Pond’s sprawling narrative moves at a steady clip, often with just a few well-placed lines granting visibility to the demanding food-service work done largely by women and minorities, all of whom also seem to be teetering on the brink of something — whether it’s success, failure, illness, or addiction. At the heart of the book is Over Easy mainstay Lazlo Merengue, eccentric diner owner and dubious dad-figure to Madge and her dysfunctional co-worker-siblings. A tough egg to crack, Lazlo is equally mysterious and approachable, his smooth-talking, narcissistic tendencies often more evident to us than they are to Madge.

After circumstances force him to take a step back from managing the diner, Lazlo remarks that the Imperial will never be dull because he’s "made a grand opera of the place. Complete with a thousand extras, spear carriers, doomed heroes, multiple divas… and oh yeah, the gaping maw of hell as our primary set."

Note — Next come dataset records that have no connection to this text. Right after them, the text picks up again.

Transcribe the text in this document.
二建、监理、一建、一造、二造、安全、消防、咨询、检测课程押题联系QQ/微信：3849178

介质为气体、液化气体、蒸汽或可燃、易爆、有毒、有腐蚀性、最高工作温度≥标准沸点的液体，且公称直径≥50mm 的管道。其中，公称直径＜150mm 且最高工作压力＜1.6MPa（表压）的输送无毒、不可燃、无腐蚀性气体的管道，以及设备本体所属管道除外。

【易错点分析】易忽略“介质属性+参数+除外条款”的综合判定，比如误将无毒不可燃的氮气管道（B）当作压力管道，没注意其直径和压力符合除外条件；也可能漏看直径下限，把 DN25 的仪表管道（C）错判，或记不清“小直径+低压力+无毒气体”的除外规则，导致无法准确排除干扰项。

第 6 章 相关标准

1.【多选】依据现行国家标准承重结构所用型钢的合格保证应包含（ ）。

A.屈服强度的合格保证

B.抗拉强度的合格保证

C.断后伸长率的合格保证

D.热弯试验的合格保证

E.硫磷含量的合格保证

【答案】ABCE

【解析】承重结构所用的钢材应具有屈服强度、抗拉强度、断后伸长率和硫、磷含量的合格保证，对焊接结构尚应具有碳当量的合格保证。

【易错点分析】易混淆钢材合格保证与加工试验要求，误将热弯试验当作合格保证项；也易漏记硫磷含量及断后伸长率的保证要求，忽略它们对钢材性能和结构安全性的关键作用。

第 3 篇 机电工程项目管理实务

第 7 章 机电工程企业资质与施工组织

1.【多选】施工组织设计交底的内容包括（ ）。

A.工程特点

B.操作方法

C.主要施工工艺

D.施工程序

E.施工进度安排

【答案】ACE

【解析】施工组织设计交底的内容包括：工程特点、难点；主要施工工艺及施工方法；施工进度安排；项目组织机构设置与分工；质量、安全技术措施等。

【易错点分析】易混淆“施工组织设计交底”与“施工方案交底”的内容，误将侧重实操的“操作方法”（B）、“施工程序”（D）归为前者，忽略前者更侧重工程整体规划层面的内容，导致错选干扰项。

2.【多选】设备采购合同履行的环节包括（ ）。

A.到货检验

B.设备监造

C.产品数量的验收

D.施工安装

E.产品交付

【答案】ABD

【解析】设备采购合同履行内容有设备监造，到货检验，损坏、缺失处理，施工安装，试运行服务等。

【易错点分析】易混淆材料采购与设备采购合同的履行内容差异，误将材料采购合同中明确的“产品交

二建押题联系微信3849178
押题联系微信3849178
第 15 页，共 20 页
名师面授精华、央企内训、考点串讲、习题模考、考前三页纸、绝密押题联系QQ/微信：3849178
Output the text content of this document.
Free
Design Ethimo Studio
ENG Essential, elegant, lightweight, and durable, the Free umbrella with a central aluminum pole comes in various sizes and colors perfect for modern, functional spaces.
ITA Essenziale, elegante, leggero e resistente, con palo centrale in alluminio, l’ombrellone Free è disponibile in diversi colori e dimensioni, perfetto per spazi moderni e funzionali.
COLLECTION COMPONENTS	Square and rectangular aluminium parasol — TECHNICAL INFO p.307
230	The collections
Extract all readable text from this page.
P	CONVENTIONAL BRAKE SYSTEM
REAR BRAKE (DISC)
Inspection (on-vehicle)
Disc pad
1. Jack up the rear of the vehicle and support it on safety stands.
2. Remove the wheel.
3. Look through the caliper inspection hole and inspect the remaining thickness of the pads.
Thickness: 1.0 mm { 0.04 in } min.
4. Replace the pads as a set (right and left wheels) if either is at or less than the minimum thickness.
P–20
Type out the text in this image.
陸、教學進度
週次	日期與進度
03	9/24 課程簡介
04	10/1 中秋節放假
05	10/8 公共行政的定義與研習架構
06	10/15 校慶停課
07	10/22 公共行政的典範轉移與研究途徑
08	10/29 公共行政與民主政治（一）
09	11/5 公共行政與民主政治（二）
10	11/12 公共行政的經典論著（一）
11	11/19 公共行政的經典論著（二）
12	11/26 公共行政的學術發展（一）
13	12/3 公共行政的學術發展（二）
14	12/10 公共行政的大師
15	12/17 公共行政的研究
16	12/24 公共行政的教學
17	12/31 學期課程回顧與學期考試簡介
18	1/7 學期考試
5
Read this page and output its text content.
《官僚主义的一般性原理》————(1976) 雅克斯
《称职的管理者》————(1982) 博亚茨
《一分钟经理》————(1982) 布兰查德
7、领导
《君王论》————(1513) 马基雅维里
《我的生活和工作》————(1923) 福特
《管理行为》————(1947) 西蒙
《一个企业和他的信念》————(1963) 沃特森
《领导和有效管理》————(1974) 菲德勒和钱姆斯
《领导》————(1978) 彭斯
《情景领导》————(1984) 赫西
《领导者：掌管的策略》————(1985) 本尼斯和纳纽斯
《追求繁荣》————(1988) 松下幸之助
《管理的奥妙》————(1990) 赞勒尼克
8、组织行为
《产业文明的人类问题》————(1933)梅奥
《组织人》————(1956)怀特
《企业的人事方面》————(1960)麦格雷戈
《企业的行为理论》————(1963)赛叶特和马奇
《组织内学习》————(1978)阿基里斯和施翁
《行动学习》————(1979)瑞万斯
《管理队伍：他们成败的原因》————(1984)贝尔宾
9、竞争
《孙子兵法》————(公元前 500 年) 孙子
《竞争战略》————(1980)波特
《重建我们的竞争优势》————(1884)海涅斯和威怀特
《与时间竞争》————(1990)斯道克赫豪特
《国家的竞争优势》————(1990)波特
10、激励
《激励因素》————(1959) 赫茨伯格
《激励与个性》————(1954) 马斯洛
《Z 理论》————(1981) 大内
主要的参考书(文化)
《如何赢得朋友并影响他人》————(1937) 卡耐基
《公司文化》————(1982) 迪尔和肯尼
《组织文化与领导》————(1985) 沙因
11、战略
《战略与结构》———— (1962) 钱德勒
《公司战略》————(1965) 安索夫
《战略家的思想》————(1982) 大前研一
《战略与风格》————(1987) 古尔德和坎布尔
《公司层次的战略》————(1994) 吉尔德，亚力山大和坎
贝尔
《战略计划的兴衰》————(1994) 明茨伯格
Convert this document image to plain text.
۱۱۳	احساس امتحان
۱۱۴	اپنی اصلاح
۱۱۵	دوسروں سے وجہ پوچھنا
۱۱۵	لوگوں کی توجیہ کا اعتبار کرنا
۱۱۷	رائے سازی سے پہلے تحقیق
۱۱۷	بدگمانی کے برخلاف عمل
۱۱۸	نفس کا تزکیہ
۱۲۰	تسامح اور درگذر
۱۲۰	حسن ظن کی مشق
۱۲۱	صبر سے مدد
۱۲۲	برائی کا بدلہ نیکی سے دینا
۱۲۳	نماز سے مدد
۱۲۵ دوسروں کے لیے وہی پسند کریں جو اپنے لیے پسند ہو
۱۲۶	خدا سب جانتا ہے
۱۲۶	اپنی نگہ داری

To the reader, though, the Imperial seems less like hell and more a type of purgatory. Pond highlights its temporariness as a product of its time, making Madge’s determination to leave waitressing for a career as a full-time artist all the more compelling.

Pond’s own success with being published in National Lampoon makes its way into the story as Madge sells her first cartoons to the magazine, her big break turning out to be more of a burden as she struggles to produce more art between picking up extra shifts.

Less anthropological than its predecessor, this sequel sees Madge more actively involved in (or engulfed by) the surrounding action, even though much of what happens to her is owing to the questionable choices of her often-desperate friends. Notably, her affirmation of "I’M A CARTOONIST!" fuels her escape from a life-threatening incident, while demonstrating her unwavering resolve to her craft, even in times of peril.

Many good artists begin their careers as good observers, and Pond’s visually complex tome highlights her diner job as the basis for both the characters and the compassion found in her graphic storytelling.

Honest and wry, The Customer Is Always Wrong serves up a frenetic tribute to a time, place, and surrogate family who proved crucial to Pond’s personal and artistic growth.

Nyala Ali writes about race and gender in comics and music.